Os efeitos do nível socioeconómico e da etnia foi também adicionado ao estudo das diferenças de género na auto-eficácia ocupacional e nos interesses. Verificou-se que a auto-eficácia ocupacional (contrariamente ao género, etnia e nível socioeconómico) permitia predizer o conjunto de ocupações consideradas e que existia uma correlação entre a auto-eficácia ocupacional e os interesses (Rotberg, Brown & Ware, 1987 in Hackett, 1995; Hackett & Betz, 1995).

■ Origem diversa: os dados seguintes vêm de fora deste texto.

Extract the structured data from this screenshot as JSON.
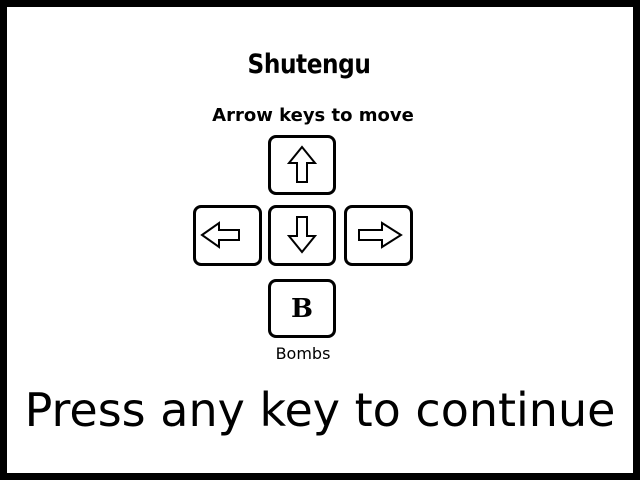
{
  "game": {
    "title": "Shutengu",
    "instructions": "Arrow keys to move",
    "bomb_key_letter": "B",
    "bomb_key_label": "Bombs",
    "prompt": "Press any key to continue"
  },
  "colors": {
    "frame": "#000000",
    "background": "#ffffff",
    "ink": "#000000"
  },
  "icons": {
    "up": "arrow-up-outline",
    "down": "arrow-down-outline",
    "left": "arrow-left-outline",
    "right": "arrow-right-outline"
  }
}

Estes são alguns exemplos de estudos que, mesmo incluindo modificações mais ou menos significativas dos instrumentos de medida e/ou realizados noutras culturas, têm conduzido a resultados sensivelmente semelhantes aos originalmente encontrados por Betz & Hackett (1981). As principais conclusões destes estudos podem ser resumidas da seguinte forma: a auto-eficácia ocupacional é preditiva dos interesses de carreira e da consideração de opções ocupacionais; as diferenças de género na auto-eficácia ocupacional são comuns a muitas das amostras de estudantes universitários; as diferenças de género são manifestadas, quer a um nível geral, quer a um nível específico das ocupações (tarefas e

actividades laborais); e as diferenças de género não são usualmente encontradas em amostras mais seleccionadas ou homogéneas (Hackett, 1995; Hackett & Betz, 1995).